John Walk
ELMy H-Mode Modeling (doctoral thesis)
John Walk
The ELMy H-mode is the most commonly-accessed high-performance regime on major tokamak experiments. The bursts of energy and particle transport driven by ELM crashes provide sufficient venting of impurities to allow stationary operation without excessive radiative losses - as such, it is considered the baseline scenario for reactor operation. However, on reactor-scale devices, ELMs drive pulsed heat loading unacceptable levels of erosion and damage to plasma-facing materials.
As a component of my doctoral research, I implemented an experimental and computational study of the pedestal in ELMy H-mode, necessary to the understanding and prediction of H-mode baseline operation on reactor-scale tokamaks (since the ELM stability limit is an important upper bound on tokamak operation). My work was featured in the 2011 DOE Joint Research Target, a nationally-coordinated research effort focusing on predictive modeling capability - the data from my analysis on MIT’s Alcator C-Mod experiment represents the world-record thermal pressure and magnetic field in a tokamak, and is unique in reaching comparable magnetic fields and thermal pressures targeted for the reactor-scale ITER device.
This study focused on the theory underlying the EPED model [1] developed by P.B. Snyder, which describes the ELM stability limit by the instersection of two physics constraints – that the pedestal is defined first by width-limiting turbulence (dubbed the “kinetic-ballooning mode”), subsequently growing in height until a magnetohydrodynamic stability limit (the “peeling-ballooning limit”) is reached.

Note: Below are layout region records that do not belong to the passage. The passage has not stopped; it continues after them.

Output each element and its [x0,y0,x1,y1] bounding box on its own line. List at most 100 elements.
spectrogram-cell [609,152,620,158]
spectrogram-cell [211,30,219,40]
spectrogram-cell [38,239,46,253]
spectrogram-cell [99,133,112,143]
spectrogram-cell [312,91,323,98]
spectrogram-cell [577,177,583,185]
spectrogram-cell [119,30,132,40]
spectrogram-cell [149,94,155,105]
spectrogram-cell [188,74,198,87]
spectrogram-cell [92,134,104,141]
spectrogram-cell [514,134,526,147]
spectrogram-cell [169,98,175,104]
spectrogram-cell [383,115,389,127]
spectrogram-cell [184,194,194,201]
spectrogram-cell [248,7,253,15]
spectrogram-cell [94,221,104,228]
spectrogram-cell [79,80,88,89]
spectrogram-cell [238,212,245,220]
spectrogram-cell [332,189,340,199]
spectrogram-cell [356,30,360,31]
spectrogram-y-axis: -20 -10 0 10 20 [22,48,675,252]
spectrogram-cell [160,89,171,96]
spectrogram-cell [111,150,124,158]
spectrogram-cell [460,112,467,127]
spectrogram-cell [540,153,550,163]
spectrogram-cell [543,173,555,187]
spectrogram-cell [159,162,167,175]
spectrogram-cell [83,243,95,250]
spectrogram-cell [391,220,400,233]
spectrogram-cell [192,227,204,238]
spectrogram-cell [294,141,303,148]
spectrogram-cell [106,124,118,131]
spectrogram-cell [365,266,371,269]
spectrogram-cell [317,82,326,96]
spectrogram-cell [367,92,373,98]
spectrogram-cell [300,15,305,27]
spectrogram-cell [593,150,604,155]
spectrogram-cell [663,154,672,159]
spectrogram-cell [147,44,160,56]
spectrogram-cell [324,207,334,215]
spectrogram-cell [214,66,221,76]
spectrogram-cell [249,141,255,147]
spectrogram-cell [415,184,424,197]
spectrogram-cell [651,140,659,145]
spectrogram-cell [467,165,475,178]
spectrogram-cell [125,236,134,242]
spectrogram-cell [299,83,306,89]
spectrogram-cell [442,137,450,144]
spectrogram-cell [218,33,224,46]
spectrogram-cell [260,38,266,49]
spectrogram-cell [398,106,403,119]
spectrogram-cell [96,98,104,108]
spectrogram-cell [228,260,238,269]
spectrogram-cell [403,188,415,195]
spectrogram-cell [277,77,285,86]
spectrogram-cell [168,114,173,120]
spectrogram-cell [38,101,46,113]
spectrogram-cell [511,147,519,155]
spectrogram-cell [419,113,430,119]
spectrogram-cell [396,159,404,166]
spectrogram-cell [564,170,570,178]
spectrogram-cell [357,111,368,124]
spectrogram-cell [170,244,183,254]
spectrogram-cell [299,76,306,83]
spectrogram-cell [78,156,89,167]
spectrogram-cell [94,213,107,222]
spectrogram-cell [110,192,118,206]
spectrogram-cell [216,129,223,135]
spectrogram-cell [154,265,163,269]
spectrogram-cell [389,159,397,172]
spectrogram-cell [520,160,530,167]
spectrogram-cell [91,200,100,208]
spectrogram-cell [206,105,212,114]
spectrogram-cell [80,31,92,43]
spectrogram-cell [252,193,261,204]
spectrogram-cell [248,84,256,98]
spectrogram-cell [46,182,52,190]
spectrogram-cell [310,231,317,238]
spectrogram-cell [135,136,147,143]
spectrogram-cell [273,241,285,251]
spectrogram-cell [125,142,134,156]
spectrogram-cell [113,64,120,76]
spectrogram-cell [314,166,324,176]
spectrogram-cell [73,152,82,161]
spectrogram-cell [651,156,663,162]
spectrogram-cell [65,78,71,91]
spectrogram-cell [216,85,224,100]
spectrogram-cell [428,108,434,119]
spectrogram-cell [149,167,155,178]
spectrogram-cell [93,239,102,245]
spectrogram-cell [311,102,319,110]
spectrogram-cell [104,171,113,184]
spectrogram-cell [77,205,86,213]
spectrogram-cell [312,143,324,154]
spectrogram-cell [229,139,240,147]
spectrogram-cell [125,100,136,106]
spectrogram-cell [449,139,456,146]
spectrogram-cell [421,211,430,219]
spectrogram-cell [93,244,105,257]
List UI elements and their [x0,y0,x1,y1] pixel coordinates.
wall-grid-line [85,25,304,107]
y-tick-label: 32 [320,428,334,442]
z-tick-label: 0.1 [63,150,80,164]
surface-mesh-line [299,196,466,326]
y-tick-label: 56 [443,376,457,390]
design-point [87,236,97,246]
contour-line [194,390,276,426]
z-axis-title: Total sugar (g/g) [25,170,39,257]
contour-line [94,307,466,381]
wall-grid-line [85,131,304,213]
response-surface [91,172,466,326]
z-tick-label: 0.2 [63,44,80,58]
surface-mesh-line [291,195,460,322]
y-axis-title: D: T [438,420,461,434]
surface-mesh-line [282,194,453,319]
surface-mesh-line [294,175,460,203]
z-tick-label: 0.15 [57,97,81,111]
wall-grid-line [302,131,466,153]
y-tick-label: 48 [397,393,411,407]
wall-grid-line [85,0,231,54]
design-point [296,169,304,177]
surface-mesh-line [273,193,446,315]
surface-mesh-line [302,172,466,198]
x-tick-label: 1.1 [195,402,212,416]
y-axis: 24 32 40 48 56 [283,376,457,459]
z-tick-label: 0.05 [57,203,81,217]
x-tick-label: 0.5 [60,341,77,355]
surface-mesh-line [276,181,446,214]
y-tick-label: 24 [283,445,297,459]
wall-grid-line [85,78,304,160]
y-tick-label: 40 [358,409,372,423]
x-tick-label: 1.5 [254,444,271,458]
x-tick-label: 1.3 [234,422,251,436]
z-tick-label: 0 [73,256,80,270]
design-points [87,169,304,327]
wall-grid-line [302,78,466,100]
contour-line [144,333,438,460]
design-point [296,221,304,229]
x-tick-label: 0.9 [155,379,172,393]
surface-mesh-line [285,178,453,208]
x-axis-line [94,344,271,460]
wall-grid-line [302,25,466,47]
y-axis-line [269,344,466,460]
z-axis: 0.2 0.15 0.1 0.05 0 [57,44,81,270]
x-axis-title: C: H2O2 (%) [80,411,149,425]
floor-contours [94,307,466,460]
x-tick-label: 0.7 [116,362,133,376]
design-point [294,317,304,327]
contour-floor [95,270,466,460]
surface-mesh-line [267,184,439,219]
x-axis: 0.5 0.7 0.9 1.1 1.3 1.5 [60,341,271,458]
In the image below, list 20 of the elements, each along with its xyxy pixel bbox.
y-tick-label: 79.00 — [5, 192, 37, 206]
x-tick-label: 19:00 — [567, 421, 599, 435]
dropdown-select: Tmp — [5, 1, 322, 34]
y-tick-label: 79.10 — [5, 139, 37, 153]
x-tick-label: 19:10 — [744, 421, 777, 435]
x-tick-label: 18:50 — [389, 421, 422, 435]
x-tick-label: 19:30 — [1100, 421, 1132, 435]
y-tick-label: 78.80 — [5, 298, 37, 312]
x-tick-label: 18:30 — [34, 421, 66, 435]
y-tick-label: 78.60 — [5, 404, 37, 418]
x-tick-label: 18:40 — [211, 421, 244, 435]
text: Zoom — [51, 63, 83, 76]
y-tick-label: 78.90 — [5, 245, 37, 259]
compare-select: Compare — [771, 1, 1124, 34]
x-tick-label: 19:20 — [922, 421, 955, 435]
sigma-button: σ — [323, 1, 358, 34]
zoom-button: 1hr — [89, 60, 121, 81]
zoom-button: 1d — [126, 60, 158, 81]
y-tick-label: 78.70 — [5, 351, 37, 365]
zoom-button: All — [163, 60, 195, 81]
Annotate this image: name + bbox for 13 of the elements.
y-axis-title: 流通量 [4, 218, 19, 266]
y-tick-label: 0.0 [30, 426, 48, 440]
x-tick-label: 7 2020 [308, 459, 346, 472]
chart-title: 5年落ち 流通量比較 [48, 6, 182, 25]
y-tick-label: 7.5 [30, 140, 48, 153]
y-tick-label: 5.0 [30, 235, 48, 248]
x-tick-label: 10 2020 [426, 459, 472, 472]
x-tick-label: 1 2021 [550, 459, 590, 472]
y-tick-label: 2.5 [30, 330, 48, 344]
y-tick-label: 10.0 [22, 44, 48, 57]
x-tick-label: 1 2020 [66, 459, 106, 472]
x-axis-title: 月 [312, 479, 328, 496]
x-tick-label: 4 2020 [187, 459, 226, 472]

Experimentally, Pedestal parameters scale consistently with theoretical predictions - the pedestal width is consistently predicted by the KBM limit (width scaling with the square-root of normalized pressure, shown below, with a scale factor consistent with results on other standard tokamaks):
Similarly, the pressure pedestal height is consistent with both KBM and peeling-ballooning limitations - that is, assuming the pressure pedestal height is approximated by the width times the pressure gradient. The width trends with the square-root of the pressure (as above, for the KBM limit) and the pressure gradient is set by the plasma current Ip (predicted by peeling-ballooning theory). As a spot check, the pedestal height is checked against an alternate theory predicting the width scaling with the square root of the temperature, rather than pressure - the trend is still somewhat present due to covariance between temperature and pressure, but the prediction is decidedly poorer.
However, the dynamics of the pedestal are more complex than these trends can adequately capture, necessitating an integrated computational approach. I used the ELITE MHD stability code [2], which calculates the peeling-ballooning stability limit in terms of the drive terms (pedestal pressure gradient and electric-current density):
which computed the H-mode pedestal consistently to be at or near the peeling-ballooning stability boundary. Accordingly, EPED predictions based on these stability limits are consistently accurate (within the ~20% systematic uncertainty due to model simplifications) compared to the measured pedestal height - this represents a unique achievement in developing predictive capability for tokamak physics.
[1] P.B. Snyder, R.J. Groebner, A.W. Leonard, T.H. Osborne, and H.R. Wilson. Development and validation of a predictive model for the pedestal height. Physics of Plasmas, 16(5):056118, 2009.
[2] H.R. Wilson, P.B. Snyder, G.T.A. Huysmans, and R.L. Miller. Numerical studies of edge localized instabilities in tokamaks. Physics of Plasmas, 9(4):1277-1286, 2002.